Open hgkamath opened 9 months ago
Excellent idea!
Currently, the section "Differences to Clojure" is mostly about design choices (e.g. Strings being UTF-8) or about missing features that are not very useful for an interpreter, and are therefore unlikely to be implemented (e.g. chunked lazy-sequences). The section "Missing functionality" contains features that could be potentially useful, and might be implemented at some point. It's not my intention to provide any new language features as such, and all the new features are mostly about the REPL, the standard library or C++ integration. Nevertheless, the new features are currently in the section "Features" along with features that are not actually new.
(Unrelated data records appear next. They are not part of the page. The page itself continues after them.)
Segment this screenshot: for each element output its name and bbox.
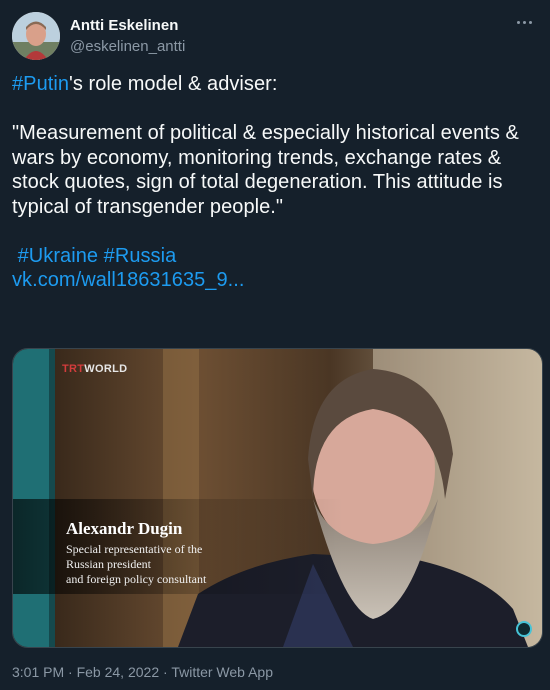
media-indicator-icon: [516, 621, 532, 637]
tweet-source-app[interactable]: Twitter Web App: [171, 664, 273, 680]
tweet-meta: 3:01 PM · Feb 24, 2022 · Twitter Web App: [12, 664, 273, 680]
display-name[interactable]: Antti Eskelinen: [70, 16, 185, 35]
video-still: [13, 349, 542, 647]
caption-line-1: Special representative of the: [66, 542, 203, 556]
caption-line-3: and foreign policy consultant: [66, 572, 207, 586]
author-info: Antti Eskelinen @eskelinen_antti: [70, 16, 185, 56]
tweet: Antti Eskelinen @eskelinen_antti #Putin'…: [0, 0, 550, 690]
meta-separator: ·: [163, 664, 168, 680]
intro-text: 's role model & adviser:: [69, 73, 278, 95]
link-line: vk.com/wall18631635_9...: [12, 268, 532, 293]
tweet-time[interactable]: 3:01 PM: [12, 664, 64, 680]
tweet-date[interactable]: Feb 24, 2022: [77, 664, 160, 680]
hashtag-line: #Ukraine #Russia: [12, 244, 532, 269]
avatar[interactable]: [12, 12, 60, 60]
hashtag-russia[interactable]: #Russia: [104, 245, 177, 267]
hashtag-ukraine[interactable]: #Ukraine: [18, 245, 98, 267]
user-handle[interactable]: @eskelinen_antti: [70, 37, 185, 56]
external-link[interactable]: vk.com/wall18631635_9...: [12, 269, 244, 291]
more-options-icon[interactable]: [512, 10, 536, 34]
tweet-line-intro: #Putin's role model & adviser:: [12, 72, 532, 97]
meta-separator: ·: [68, 664, 73, 680]
hashtag-putin[interactable]: #Putin: [12, 73, 69, 95]
caption-line-2: Russian president: [66, 557, 151, 571]
channel-logo: TRTWORLD: [62, 363, 128, 375]
caption-name: Alexandr Dugin: [66, 519, 183, 538]
media-image[interactable]: TRTWORLD Alexandr Dugin Special represen…: [12, 348, 543, 648]
tweet-text: #Putin's role model & adviser: "Measurem…: [12, 72, 532, 293]
quote-text: "Measurement of political & especially h…: [12, 122, 519, 218]
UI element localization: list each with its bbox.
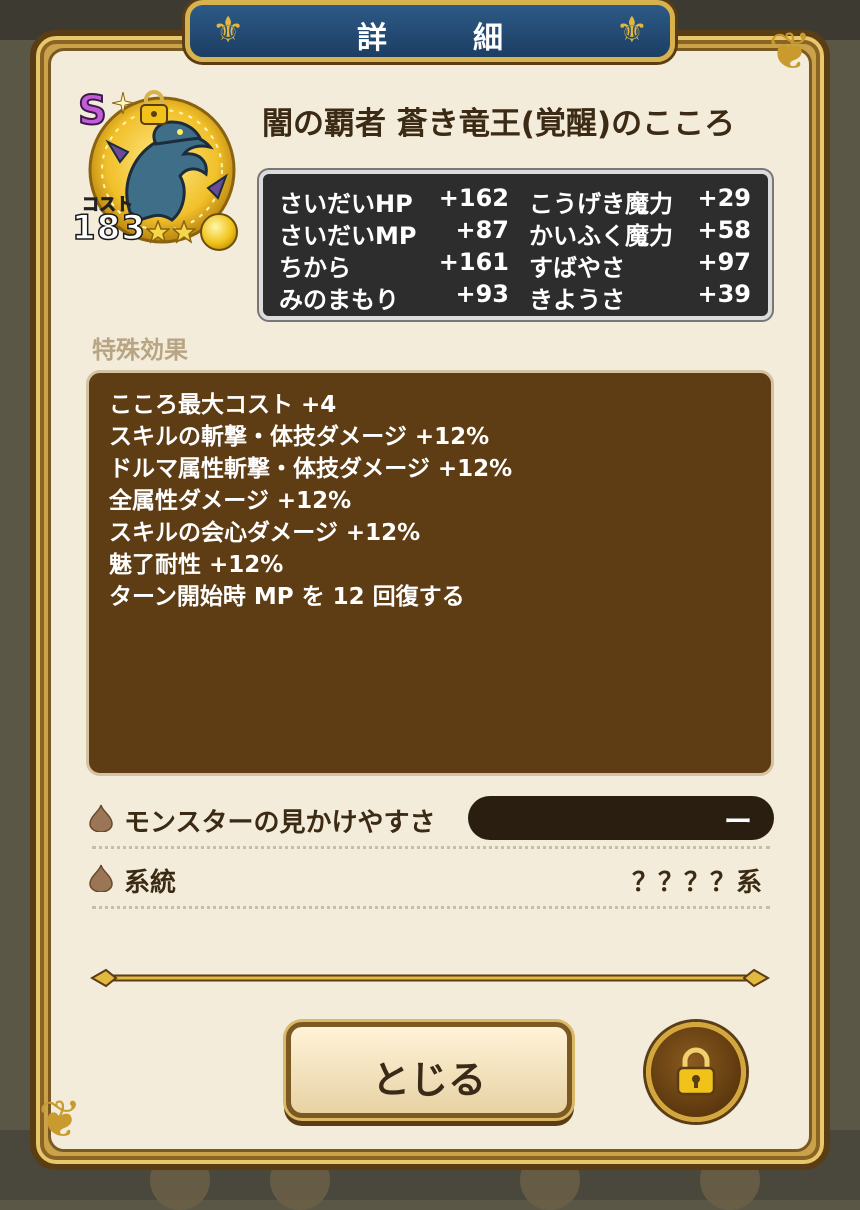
special-effects-label: 特殊効果 xyxy=(92,336,188,364)
stat-name: みのまもり xyxy=(279,286,399,314)
fleur-de-lis-icon: ⚜ xyxy=(615,10,648,51)
effect-line: スキルの斬撃・体技ダメージ +12% xyxy=(109,424,490,450)
stat-row: こうげき魔力 +29 xyxy=(529,184,751,218)
stat-name: かいふく魔力 xyxy=(529,222,673,250)
onion-bullet-icon xyxy=(89,804,113,832)
gold-orb-icon xyxy=(200,213,238,251)
visibility-label: モンスターの見かけやすさ xyxy=(124,808,436,838)
lock-icon xyxy=(140,90,168,125)
close-button[interactable]: とじる xyxy=(286,1022,572,1118)
dialog-title: 詳 細 xyxy=(357,21,531,56)
stat-value: +58 xyxy=(697,216,751,244)
stat-name: きようさ xyxy=(529,286,625,314)
onion-bullet-icon xyxy=(89,864,113,892)
rank-badge: S xyxy=(77,87,108,135)
lineage-value: ？？？？系 xyxy=(631,868,762,898)
stat-value: +29 xyxy=(697,184,751,212)
dotted-divider xyxy=(92,846,770,849)
effect-line: ターン開始時 MP を 12 回復する xyxy=(109,584,465,610)
stat-row: かいふく魔力 +58 xyxy=(529,216,751,250)
dotted-divider xyxy=(92,906,770,909)
effect-line: こころ最大コスト +4 xyxy=(109,392,337,418)
sparkle-icon xyxy=(112,92,134,114)
ornamental-divider xyxy=(90,968,770,988)
effect-line: 魅了耐性 +12% xyxy=(109,552,284,578)
effect-line: スキルの会心ダメージ +12% xyxy=(109,520,421,546)
stat-value: +162 xyxy=(438,184,509,212)
stat-value: +97 xyxy=(697,248,751,276)
corner-ornament-icon: ❦ xyxy=(38,1090,82,1150)
padlock-icon xyxy=(676,1047,716,1096)
heart-name: 闇の覇者 蒼き竜王(覚醒)のこころ xyxy=(262,106,736,142)
cost-value: 183 xyxy=(71,207,146,249)
star-icon xyxy=(172,220,196,244)
stat-row: きようさ +39 xyxy=(529,280,751,314)
star-icon xyxy=(146,220,170,244)
stat-value: +161 xyxy=(438,248,509,276)
stat-row: すばやさ +97 xyxy=(529,248,751,282)
stat-row: さいだいHP +162 xyxy=(279,184,509,218)
lineage-label: 系統 xyxy=(124,868,177,898)
stat-value: +87 xyxy=(455,216,509,244)
visibility-bar: ー xyxy=(468,796,774,840)
stat-name: ちから xyxy=(279,254,351,282)
stat-value: +93 xyxy=(455,280,509,308)
visibility-value: ー xyxy=(723,805,752,838)
stat-row: みのまもり +93 xyxy=(279,280,509,314)
stats-box: さいだいHP +162 こうげき魔力 +29 さいだいMP +87 かいふく魔力… xyxy=(259,170,772,320)
special-effects-box[interactable]: こころ最大コスト +4 スキルの斬撃・体技ダメージ +12% ドルマ属性斬撃・体… xyxy=(86,370,774,776)
stat-row: さいだいMP +87 xyxy=(279,216,509,250)
close-button-label: とじる xyxy=(371,1058,486,1102)
stat-name: すばやさ xyxy=(529,254,625,282)
stat-name: こうげき魔力 xyxy=(529,190,673,218)
stat-row: ちから +161 xyxy=(279,248,509,282)
effect-line: 全属性ダメージ +12% xyxy=(109,488,352,514)
effect-line: ドルマ属性斬撃・体技ダメージ +12% xyxy=(109,456,513,482)
dialog-title-plate: ⚜ 詳 細 ⚜ xyxy=(185,0,675,62)
stat-name: さいだいHP xyxy=(279,190,413,218)
stat-name: さいだいMP xyxy=(279,222,417,250)
stat-value: +39 xyxy=(697,280,751,308)
corner-ornament-icon: ❦ xyxy=(768,22,812,82)
lock-toggle-button[interactable] xyxy=(646,1022,746,1122)
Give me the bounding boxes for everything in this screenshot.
Are you suggesting, I should use the section labels you provided (Development Catchup, Intentional Design Divergence and Feature Omissing and New Features by Design) as such? I'm not very experienced in writing documentation, so any help is welcome.
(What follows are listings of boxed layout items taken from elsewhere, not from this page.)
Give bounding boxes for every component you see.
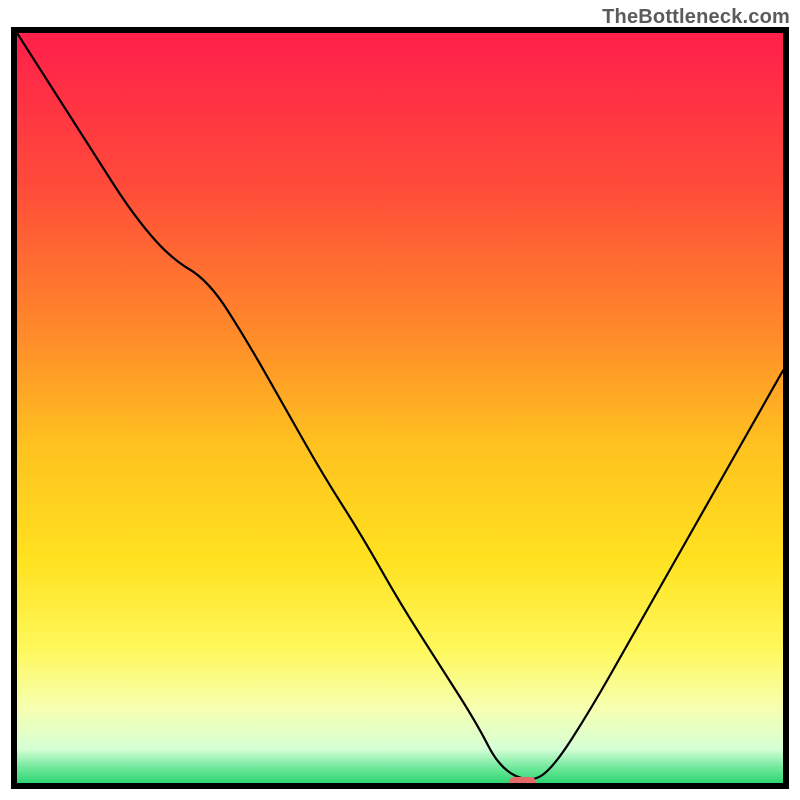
watermark-text: TheBottleneck.com	[602, 6, 790, 29]
heat-gradient-bg	[17, 33, 783, 783]
plot-area	[17, 33, 783, 789]
chart-svg	[0, 0, 800, 800]
bottleneck-chart: TheBottleneck.com	[0, 0, 800, 800]
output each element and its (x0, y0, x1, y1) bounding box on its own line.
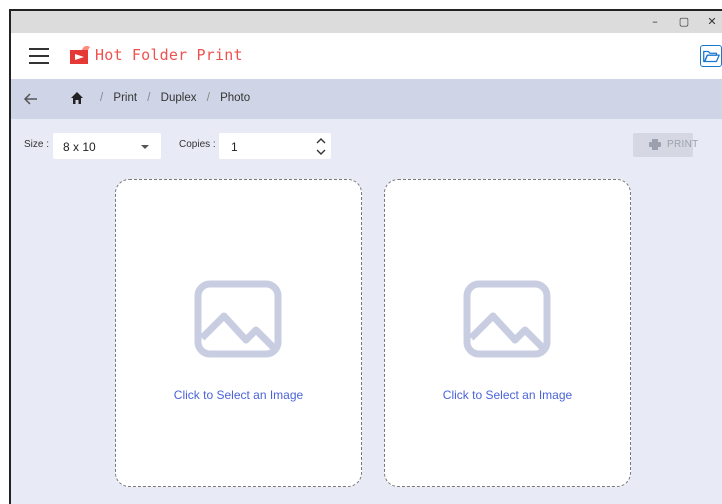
title-bar: – ▢ ✕ (11, 11, 722, 33)
copies-value: 1 (231, 140, 238, 154)
image-placeholder-icon (463, 280, 551, 358)
app-header: Hot Folder Print (11, 33, 722, 79)
print-label: PRINT (667, 139, 699, 150)
breadcrumb-item-print[interactable]: Print (113, 92, 137, 104)
breadcrumb-separator: / (147, 92, 151, 104)
folder-open-icon (703, 50, 720, 63)
maximize-button[interactable]: ▢ (672, 11, 696, 33)
image-select-card-back[interactable]: Click to Select an Image (384, 179, 631, 487)
minimize-button[interactable]: – (643, 11, 667, 33)
copies-stepper[interactable]: 1 (219, 133, 331, 159)
chevron-down-icon[interactable] (315, 147, 327, 157)
breadcrumb-item-photo: Photo (220, 92, 251, 104)
hamburger-menu-icon[interactable] (29, 48, 49, 64)
arrow-left-icon[interactable] (23, 91, 39, 107)
copies-label: Copies : (179, 139, 216, 150)
breadcrumb-separator: / (206, 92, 210, 104)
breadcrumb-separator: / (100, 92, 104, 104)
breadcrumb: / Print / Duplex / Photo (93, 92, 250, 104)
breadcrumb-item-duplex[interactable]: Duplex (161, 92, 197, 104)
hot-folder-print-logo (70, 46, 90, 64)
breadcrumb-bar: / Print / Duplex / Photo (11, 79, 722, 119)
image-placeholder-icon (194, 280, 282, 358)
home-icon[interactable] (70, 91, 84, 105)
chevron-down-icon (141, 145, 149, 149)
select-image-link[interactable]: Click to Select an Image (385, 388, 630, 402)
select-image-link[interactable]: Click to Select an Image (116, 388, 361, 402)
size-select[interactable]: 8 x 10 (53, 133, 161, 159)
close-button[interactable]: ✕ (700, 11, 722, 33)
size-value: 8 x 10 (63, 140, 96, 154)
app-window: – ▢ ✕ Hot Folder Print / Print / Duplex … (9, 9, 722, 504)
app-title: Hot Folder Print (95, 46, 243, 64)
chevron-up-icon[interactable] (315, 136, 327, 146)
image-select-card-front[interactable]: Click to Select an Image (115, 179, 362, 487)
open-folder-button[interactable] (700, 45, 722, 67)
printer-icon (649, 139, 661, 150)
print-button[interactable]: PRINT (633, 133, 698, 157)
size-label: Size : (24, 139, 50, 150)
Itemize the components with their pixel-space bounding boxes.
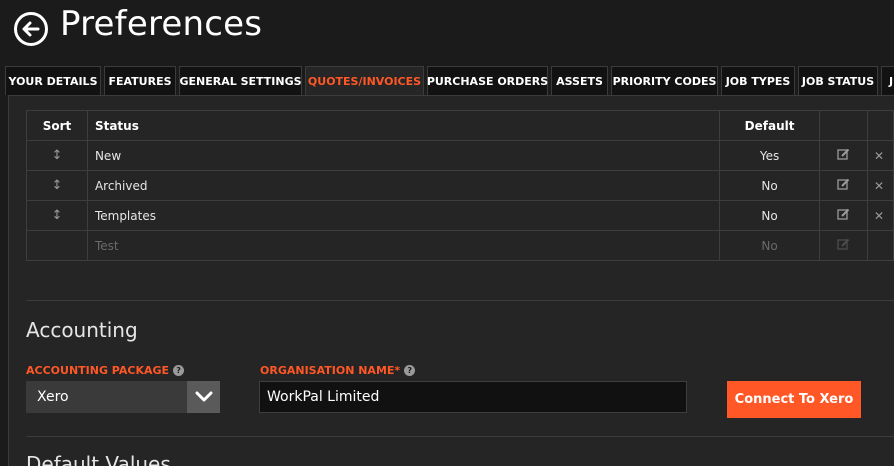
tab-purchase-orders[interactable]: PURCHASE ORDERS	[427, 66, 548, 95]
section-divider	[26, 436, 894, 437]
status-cell: New	[86, 140, 721, 171]
sort-handle	[26, 230, 88, 261]
sort-arrows-icon[interactable]: ↕	[52, 208, 63, 223]
organisation-name-label-text: ORGANISATION NAME*	[260, 364, 401, 377]
question-circle-icon[interactable]: ?	[173, 365, 185, 376]
page-header: Preferences	[0, 0, 894, 64]
page-title: Preferences	[60, 4, 263, 44]
close-x-icon[interactable]: ✕	[874, 149, 884, 163]
accounting-package-value: Xero	[37, 389, 69, 405]
sort-arrows-icon[interactable]: ↕	[52, 148, 63, 163]
status-table: Sort Status Default ↕ New Yes ✕ ↕ Archiv…	[26, 110, 894, 261]
edit-cell[interactable]	[819, 200, 868, 231]
delete-cell[interactable]: ✕	[866, 170, 894, 201]
tab-job-types[interactable]: JOB TYPES	[721, 66, 795, 95]
sort-handle[interactable]: ↕	[26, 170, 88, 201]
table-row: Test No	[26, 230, 894, 261]
tab-overflow[interactable]: J	[881, 66, 894, 95]
status-cell: Test	[86, 230, 721, 261]
sort-handle[interactable]: ↕	[26, 140, 88, 171]
edit-cell[interactable]	[819, 170, 868, 201]
sort-arrows-icon[interactable]: ↕	[52, 178, 63, 193]
accounting-package-select[interactable]: Xero	[26, 381, 220, 413]
organisation-name-label: ORGANISATION NAME* ?	[260, 364, 416, 377]
connect-to-xero-button[interactable]: Connect To Xero	[727, 381, 861, 418]
organisation-name-input[interactable]	[259, 381, 687, 413]
section-divider	[26, 300, 894, 301]
accounting-title: Accounting	[26, 318, 138, 342]
tab-assets[interactable]: ASSETS	[551, 66, 608, 95]
column-header-delete	[866, 110, 894, 141]
table-header-row: Sort Status Default	[26, 110, 894, 141]
edit-pencil-icon[interactable]	[837, 178, 850, 191]
delete-cell[interactable]: ✕	[866, 200, 894, 231]
column-header-sort[interactable]: Sort	[26, 110, 88, 141]
sort-handle[interactable]: ↕	[26, 200, 88, 231]
column-header-status[interactable]: Status	[86, 110, 721, 141]
tab-job-status[interactable]: JOB STATUS	[798, 66, 878, 95]
back-button[interactable]	[14, 12, 48, 46]
close-x-icon[interactable]: ✕	[874, 209, 884, 223]
accounting-package-label: ACCOUNTING PACKAGE ?	[26, 364, 185, 377]
accounting-package-label-text: ACCOUNTING PACKAGE	[26, 364, 170, 377]
table-row: ↕ New Yes ✕	[26, 140, 894, 171]
column-header-edit	[819, 110, 868, 141]
question-circle-icon[interactable]: ?	[404, 365, 416, 376]
default-cell: No	[719, 170, 821, 201]
tab-quotes-invoices[interactable]: QUOTES/INVOICES	[305, 66, 424, 95]
status-cell: Templates	[86, 200, 721, 231]
delete-cell	[866, 230, 894, 261]
table-row: ↕ Archived No ✕	[26, 170, 894, 201]
delete-cell[interactable]: ✕	[866, 140, 894, 171]
edit-pencil-icon[interactable]	[837, 208, 850, 221]
tab-priority-codes[interactable]: PRIORITY CODES	[611, 66, 718, 95]
tab-your-details[interactable]: YOUR DETAILS	[5, 66, 101, 95]
tab-features[interactable]: FEATURES	[104, 66, 176, 95]
close-x-icon[interactable]: ✕	[874, 179, 884, 193]
default-cell: Yes	[719, 140, 821, 171]
default-cell: No	[719, 200, 821, 231]
table-row: ↕ Templates No ✕	[26, 200, 894, 231]
chevron-down-icon[interactable]	[187, 381, 220, 413]
edit-cell[interactable]	[819, 140, 868, 171]
edit-pencil-icon	[837, 238, 850, 251]
status-cell: Archived	[86, 170, 721, 201]
default-cell: No	[719, 230, 821, 261]
arrow-left-icon	[22, 21, 40, 37]
tab-general-settings[interactable]: GENERAL SETTINGS	[179, 66, 302, 95]
column-header-default[interactable]: Default	[719, 110, 821, 141]
tab-bar: YOUR DETAILS FEATURES GENERAL SETTINGS Q…	[0, 66, 894, 100]
edit-cell	[819, 230, 868, 261]
edit-pencil-icon[interactable]	[837, 148, 850, 161]
default-values-title: Default Values	[26, 452, 171, 466]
Lastly, just to clarify, nanoclj is not written in Rust, but in C. There is another similar project called ClojureRS (https://github.com/clojure-rs/ClojureRS) that is written in Rust, and of course, there are two projects that also implement Clojure or ClojureScript in C/C++ (jank and planck). None of these other projects provide any advanced REPL capabilities, so they are not of interest to me.
Firstly, thank you to developer(s) of this project for their contributions.
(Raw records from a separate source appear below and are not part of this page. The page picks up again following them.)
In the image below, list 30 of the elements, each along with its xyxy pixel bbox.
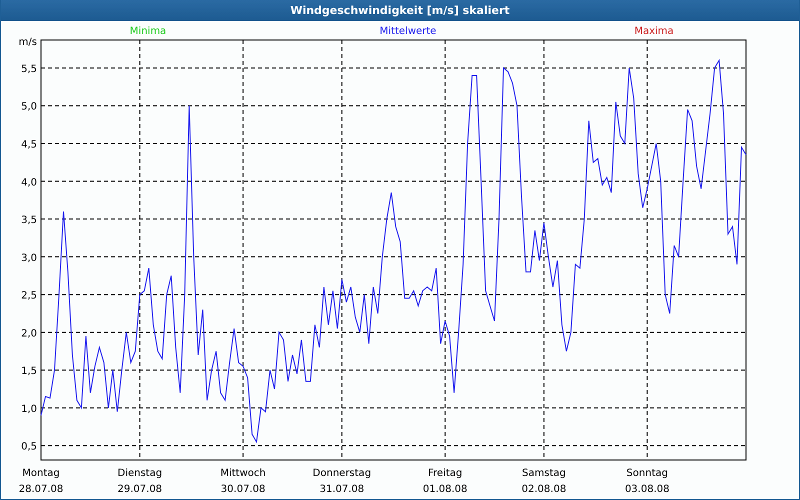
y-tick-label: 1,5	[21, 366, 37, 378]
day-label: Freitag	[428, 468, 462, 479]
y-tick-label: 0,5	[21, 442, 37, 453]
date-label: 29.07.08	[118, 484, 162, 495]
window-title: Windgeschwindigkeit [m/s] skaliert	[1, 0, 799, 21]
legend-label: Minima	[130, 26, 166, 37]
legend-label: Mittelwerte	[380, 26, 436, 37]
legend-label: Maxima	[634, 26, 674, 37]
date-label: 01.08.08	[422, 484, 468, 495]
day-label: Mittwoch	[220, 468, 266, 479]
day-label: Montag	[22, 468, 60, 479]
y-axis-unit: m/s	[18, 37, 37, 48]
y-tick-label: 1,0	[21, 404, 37, 415]
date-label: 03.08.08	[624, 484, 670, 495]
date-label: 30.07.08	[220, 484, 266, 495]
date-label: 31.07.08	[320, 484, 364, 495]
y-tick-label: 2,0	[21, 328, 37, 340]
date-label: 02.08.08	[522, 484, 566, 495]
y-tick-label: 5,5	[21, 64, 37, 75]
y-tick-label: 5,0	[21, 102, 37, 113]
y-tick-label: 3,0	[21, 252, 37, 264]
day-label: Samstag	[522, 468, 566, 479]
y-tick-label: 4,5	[21, 140, 37, 150]
y-tick-label: 4,0	[21, 177, 37, 188]
day-label: Donnerstag	[312, 468, 372, 479]
y-tick-label: 3,5	[21, 215, 37, 226]
day-label: Sonntag	[626, 468, 668, 479]
day-label: Dienstag	[118, 468, 162, 479]
y-tick-label: 2,5	[21, 290, 37, 302]
date-label: 28.07.08	[18, 484, 64, 495]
I was reading the 'differences to clojure' and 'missing functionality' sections in the readme.
I think the write-up could be improved and made more informative if the bullet-lists were subdivided (or marked) to differentiate between design choices and feature-catch-up.
Additionally, a 'state of the language' Specification file will provide a self-contained start-to-finish documentation of what the language (nanoclj) can do, but perhaps that should be filed as a different issue.